Olivier Messiaen (December 10, 1908 - April 27, 1992) was a French composer and organist.

Messiaen was born in Avignon into a literary family: his mother was the poet Cécile Sauvage[?], while his father was a translator who worked on an edition of Shakespeare in French. He began composing at a young age, and at the age of eleven, entered the Paris Conservatoire[?], where he had a traditional music education under Marcel Dupré and Paul Dukas among others.

He secured a post as organist of La Sainte Trinité[?] church, Paris, in 1930. In 1939, with the outbreak of World War II, he was called up for military service. He was captured by the Germans, and in 1941 wrote one of his most famous pieces, the Quatuor pour la fin du temps as a prisoner of war.

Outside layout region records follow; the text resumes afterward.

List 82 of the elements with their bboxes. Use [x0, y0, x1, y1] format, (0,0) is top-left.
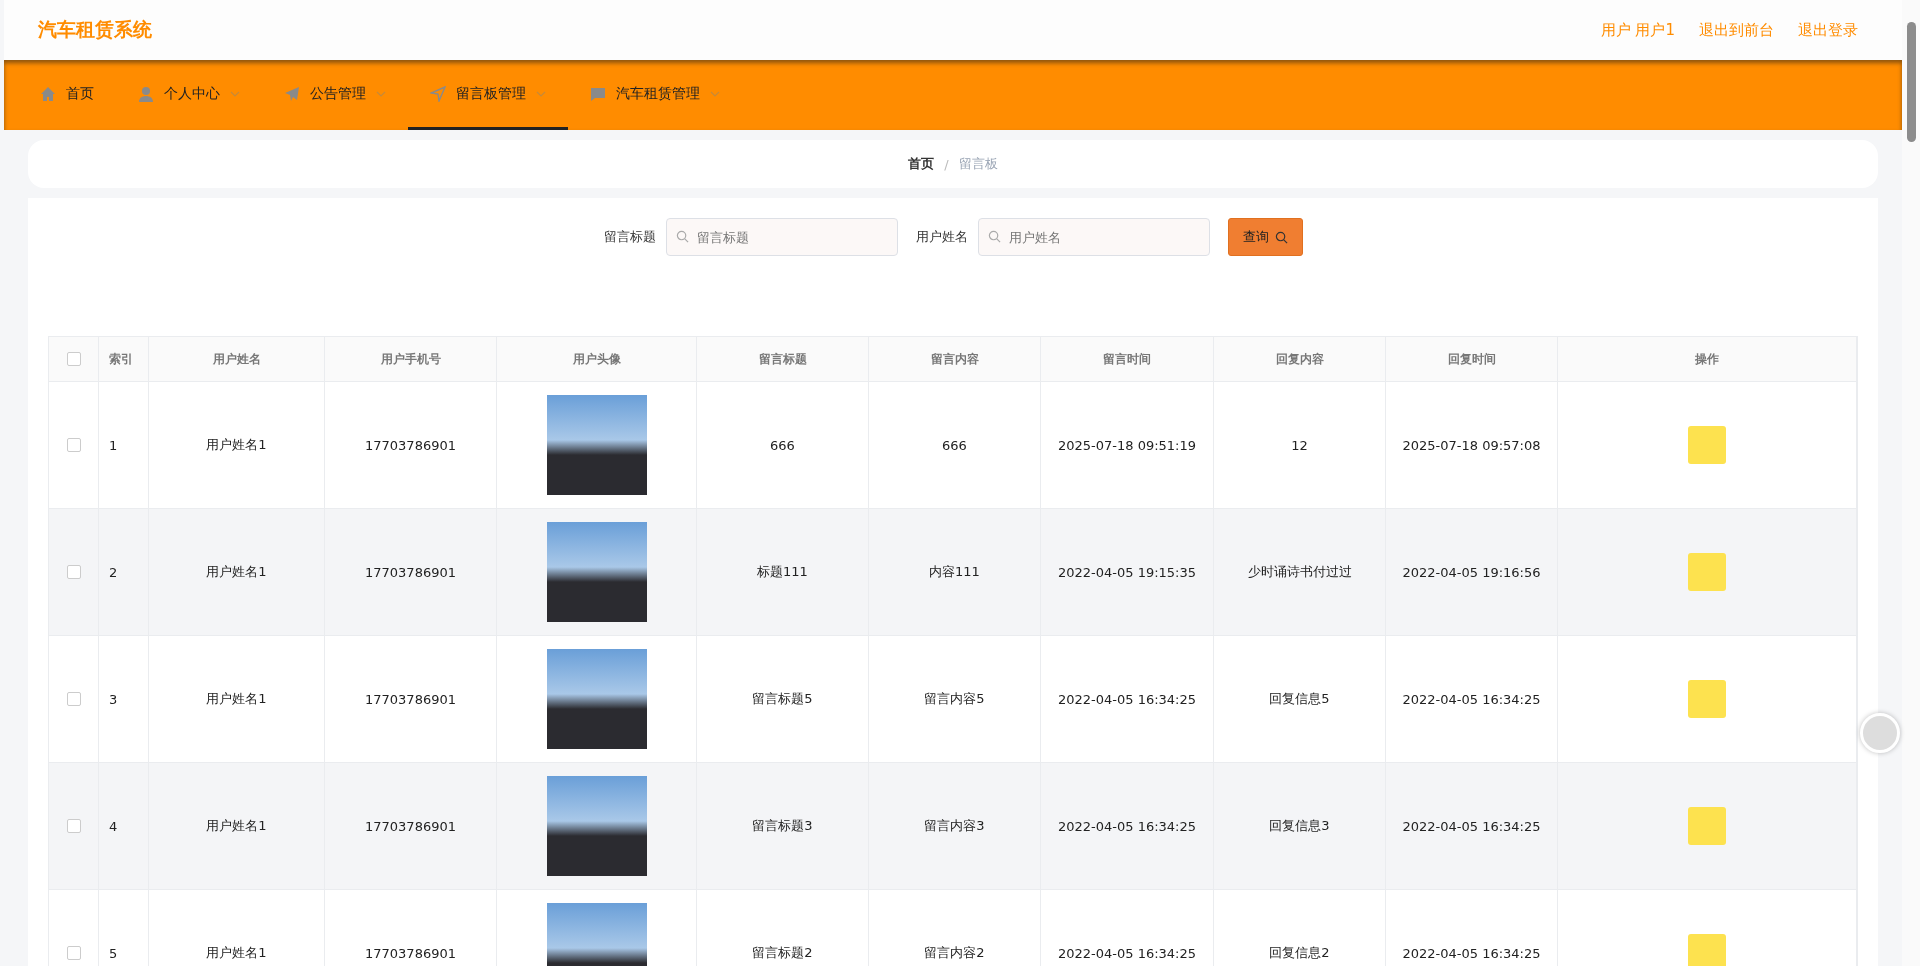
row-checkbox[interactable]	[66, 819, 81, 833]
nav-menu-item[interactable]: 个人中心	[116, 60, 262, 130]
column-header: 用户头像	[497, 337, 697, 382]
table-cell: 2022-04-05 16:34:25	[1386, 636, 1558, 763]
table-cell: 留言标题5	[697, 636, 869, 763]
table-cell: 2022-04-05 16:34:25	[1386, 763, 1558, 890]
table-cell: 用户姓名1	[149, 382, 325, 509]
row-checkbox[interactable]	[66, 565, 81, 579]
table-cell: 用户姓名1	[149, 763, 325, 890]
nav-menu-item[interactable]: 首页	[18, 60, 116, 130]
table-cell: 2022-04-05 19:16:56	[1386, 509, 1558, 636]
action-button[interactable]	[1688, 680, 1726, 718]
nav-label: 个人中心	[164, 84, 220, 103]
paper-plane-icon	[284, 85, 300, 102]
column-header: 留言标题	[697, 337, 869, 382]
action-button[interactable]	[1688, 426, 1726, 464]
nav-label: 留言板管理	[456, 84, 526, 103]
column-header: 用户姓名	[149, 337, 325, 382]
breadcrumb-separator: /	[944, 156, 949, 172]
nav-menu-item[interactable]: 汽车租赁管理	[568, 60, 742, 130]
row-checkbox[interactable]	[66, 946, 81, 960]
table-cell: 2022-04-05 19:15:35	[1041, 509, 1214, 636]
nav-label: 公告管理	[310, 84, 366, 103]
chat-icon	[590, 85, 606, 102]
scrollbar[interactable]	[1902, 0, 1920, 966]
select-all-checkbox[interactable]	[66, 352, 81, 366]
navigation-arrow-icon	[430, 85, 446, 102]
breadcrumb-link[interactable]: 首页	[908, 155, 935, 173]
column-header: 回复时间	[1386, 337, 1558, 382]
home-icon	[40, 85, 56, 102]
table-cell: 回复信息3	[1214, 763, 1386, 890]
nav-label: 汽车租赁管理	[616, 84, 700, 103]
search-icon	[675, 230, 689, 243]
table-cell: 12	[1214, 382, 1386, 509]
table-cell: 17703786901	[325, 636, 497, 763]
table-cell: 2025-07-18 09:57:08	[1386, 382, 1558, 509]
table-cell: 留言内容5	[869, 636, 1041, 763]
table-cell: 标题111	[697, 509, 869, 636]
search-label: 留言标题	[603, 228, 656, 246]
table-cell: 回复信息5	[1214, 636, 1386, 763]
table-cell: 少时诵诗书付过过	[1214, 509, 1386, 636]
row-checkbox[interactable]	[66, 692, 81, 706]
table-cell: 用户姓名1	[149, 509, 325, 636]
column-header: 留言内容	[869, 337, 1041, 382]
avatar-circle[interactable]	[1860, 713, 1900, 753]
table-cell: 内容111	[869, 509, 1041, 636]
query-button[interactable]: 查询	[1227, 218, 1303, 256]
action-button[interactable]	[1688, 807, 1726, 845]
table-cell: 17703786901	[325, 763, 497, 890]
search-label: 用户姓名	[915, 228, 968, 246]
table-cell: 666	[869, 382, 1041, 509]
table-cell: 用户姓名1	[149, 636, 325, 763]
table-cell: 留言内容3	[869, 763, 1041, 890]
table-cell: 2022-04-05 16:34:25	[1041, 636, 1214, 763]
column-header: 回复内容	[1214, 337, 1386, 382]
table-cell: 1	[99, 382, 149, 509]
row-checkbox[interactable]	[66, 438, 81, 452]
nav-label: 首页	[66, 84, 94, 103]
search-field[interactable]: 用户姓名	[977, 218, 1210, 256]
column-header: 用户手机号	[325, 337, 497, 382]
table-cell: 2022-04-05 16:34:25	[1041, 763, 1214, 890]
app-title: 汽车租赁系统	[38, 17, 152, 42]
search-field[interactable]: 留言标题	[665, 218, 898, 256]
table-cell: 4	[99, 763, 149, 890]
action-button[interactable]	[1688, 934, 1726, 966]
search-icon	[987, 230, 1001, 243]
nav-menu-item[interactable]: 公告管理	[262, 60, 408, 130]
table-cell: 3	[99, 636, 149, 763]
table-cell: 17703786901	[325, 509, 497, 636]
table-cell: 2	[99, 509, 149, 636]
table-cell: 2025-07-18 09:51:19	[1041, 382, 1214, 509]
table-cell: 17703786901	[325, 382, 497, 509]
table-cell: 666	[697, 382, 869, 509]
nav-menu-item[interactable]: 留言板管理	[408, 60, 568, 130]
action-button[interactable]	[1688, 553, 1726, 591]
breadcrumb-current: 留言板	[958, 155, 998, 173]
column-header: 操作	[1558, 337, 1857, 382]
column-header: 留言时间	[1041, 337, 1214, 382]
user-icon	[138, 85, 154, 102]
table-cell: 留言标题3	[697, 763, 869, 890]
search-icon	[1274, 230, 1288, 244]
column-header: 索引	[99, 337, 149, 382]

Later the same year, he was released, and in 1942 took up a post as professor of harmony at the Paris Conservatoire (he became composition professor in 1966). He also gave informal lessons to young avant garde composers, including Pierre Boulez and Karlheinz Stockhausen. It was through these that he met his second wife, Yvonne Loriod, who was to become a champion of his work as a pianist.

He went on to teach in many places abroad, including in the summer school courses at Darmstadt.

Messiaen's musical style is a typically a mix of extended, but essentially tonal, harmony with often complex rhythms and structures. He frequently used what he termed modes of limited transposition, which he formulated in conjunction with a mathematician friend, and are not related to the "conventional" modes. He was also interested in mediaeval and Indian rhythms. He occasionally used the serial technique, but is better known for extremely heady harmonies (arising from his use of modes), which are sometimes accompanied in the sheet music by indications of the colours Messiaen is trying to evoke.

Many of Messiaen's works are concerned with the Roman Catholic faith (for example Vingts Regards sur l'enfant Jésus), but he also drew inspiration from Hinduism, and his Turangalîla Symphony[?] takes its name from two Sanskrit words with manifold meanings, including "time", "play" and "love song".

Messiaen was also influenced by bird song[?], often walking in the woods with manuscript paper and transcribing the songs he heard. His books of piano pieces, Catalogue d'oiseaux, and his orchestral work, Oiseaux exotiques, are both based on bird song. Many of his other pieces also include fragments of birdsong.

He was also a champion of the Ondes Martenot, of which his sister-in-law, Jeanne Loriod, was a leading exponent.